Romanya Profesyonel Gazeteciler Birliği Genel Sekreteri Benine Neagoe geçtiğimiz günlerde Dünya Basın Özgürlüğü münasebeti ile yaptığı bir açıklamada, "Demokrasinin 'BEKÇİ KÖPEĞİ' olarak tanımlanan medianın adeta 'SOKAK KÖPEĞİ'ne dönüştüğünü" ileri sürdü.


Media kimine göre yasama, yürütme, yargıdan sonra '4. Kuvvet', kimine göre parayı verenin düdüğü çaldığı 'sahibinin sesi' bir yayın organıdır.
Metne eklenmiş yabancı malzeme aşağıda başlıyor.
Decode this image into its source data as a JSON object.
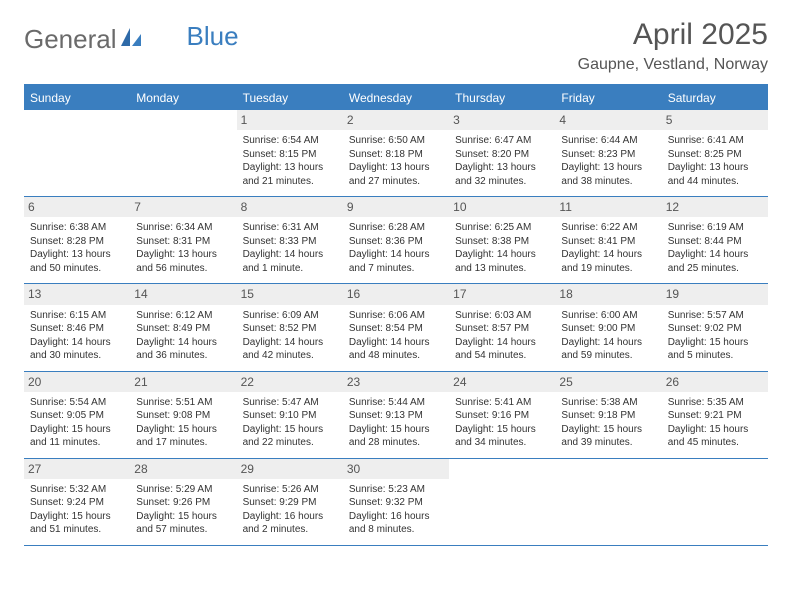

Kimine göre media TASMALI KÖPEK'tir. Tasmasını çıkarmadığınız sürece sorun yok... Ama ona o tasmayı takan ele dikkat etmek gerek. O tasmayı çıkaracak el de aynı el'dir ve o zaman o tasmalı köpek, sahibine değil, sahibinin hedef gösterdiği kişiye saldıracaktır.
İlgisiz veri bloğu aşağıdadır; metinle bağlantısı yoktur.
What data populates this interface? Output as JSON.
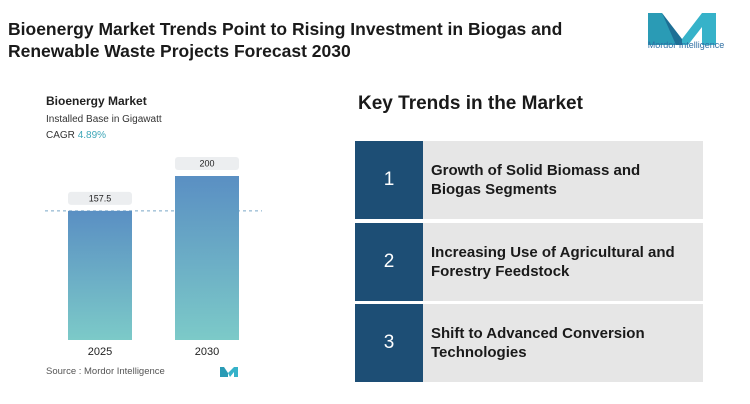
{
  "header": {
    "title": "Bioenergy Market Trends Point to Rising Investment in Biogas and Renewable Waste Projects Forecast 2030",
    "logo_text": "Mordor Intelligence"
  },
  "chart_data": {
    "type": "bar",
    "title": "Bioenergy Market",
    "subtitle": "Installed Base in Gigawatt",
    "cagr_label": "CAGR",
    "cagr": "4.89%",
    "categories": [
      "2025",
      "2030"
    ],
    "values": [
      157.5,
      200
    ],
    "ylim": [
      0,
      200
    ],
    "source": "Source : Mordor Intelligence"
  },
  "trends_title": "Key Trends in the Market",
  "trends": [
    {
      "number": "1",
      "text": "Growth of Solid Biomass and Biogas Segments"
    },
    {
      "number": "2",
      "text": "Increasing Use of Agricultural and Forestry Feedstock"
    },
    {
      "number": "3",
      "text": "Shift to Advanced Conversion Technologies"
    }
  ]
}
İngiltere'de Basın Konseyine halk, "Dişsiz Bekçi Köpeği" adını vermiş... Isıramaz. "Havlayıp dursun" demeye getiriyorlar.. Eğer bir tehdit varsa, köpeğin sahibi, kendisi gerekeni yapacaktır. Çünkü söz konusu siyasi ya da ekonomik yarar, bir köpeğin insafına ya da dikkatine bırakılamaz... Onun görevi tehdit kaynağını uyarmak ve tehdidin hedefini uyandırmaktır.
(...)
Kimileri için media köpeklerinin görevi "eşik bekçiliği" imiş. Bunlardan beklenen dezenformasyonlara karşı caydırıcılık, sorgulama, süzme... Biri basın yoluyla sizin üzerinize gelmeye kalkarsa, sizin de bir basınınız olmuş oluyor. Ya da hakkınızdaki yalan - yanlış iddialara karşı, kendinizi savunabiliyor ya da karşı tarafa siz de aynı şekilde cevap verme imkanına sahip olmuş oluyorsunuz.. Yani karşınızdakilere, "benim de elim armut toplamıyor" demiş oluyorsunuz... Ceket altından silah gösterir gibi medianızı gösteriyorsunuz..
Bir de "Laptod jurnalism" dedikleri "kucak köpeği / süs köpeği" mediası vardır. Tüyleri ondüleli, parfüm kokulu, kucakta dolaşan, cici giysileri olan sosyete mediası gibi bir şey. Sahibine övgüler düzen, onun gücünü ve zenginliğini teşhir eden "Meddah Media". Bunların genleri ile oynanmıştır... Cinsiyetleri de tam belli değildir... "Saldırı köpekleri" ayrı bir kategori. Bunları afyonlayabilirsiniz. Brifingleyebilir, eklemlenebilir. Yemleyebilir, besleyebilir, itlaf edebilirsiniz... Bunların kimilerinin elinde, her türlü dosya ve kaset olabilir ama kendileri hakkında da efendilerinin elinde her türlü kaset ve dosya bulunur... Onun için efendilerine pek dişleri geçmez...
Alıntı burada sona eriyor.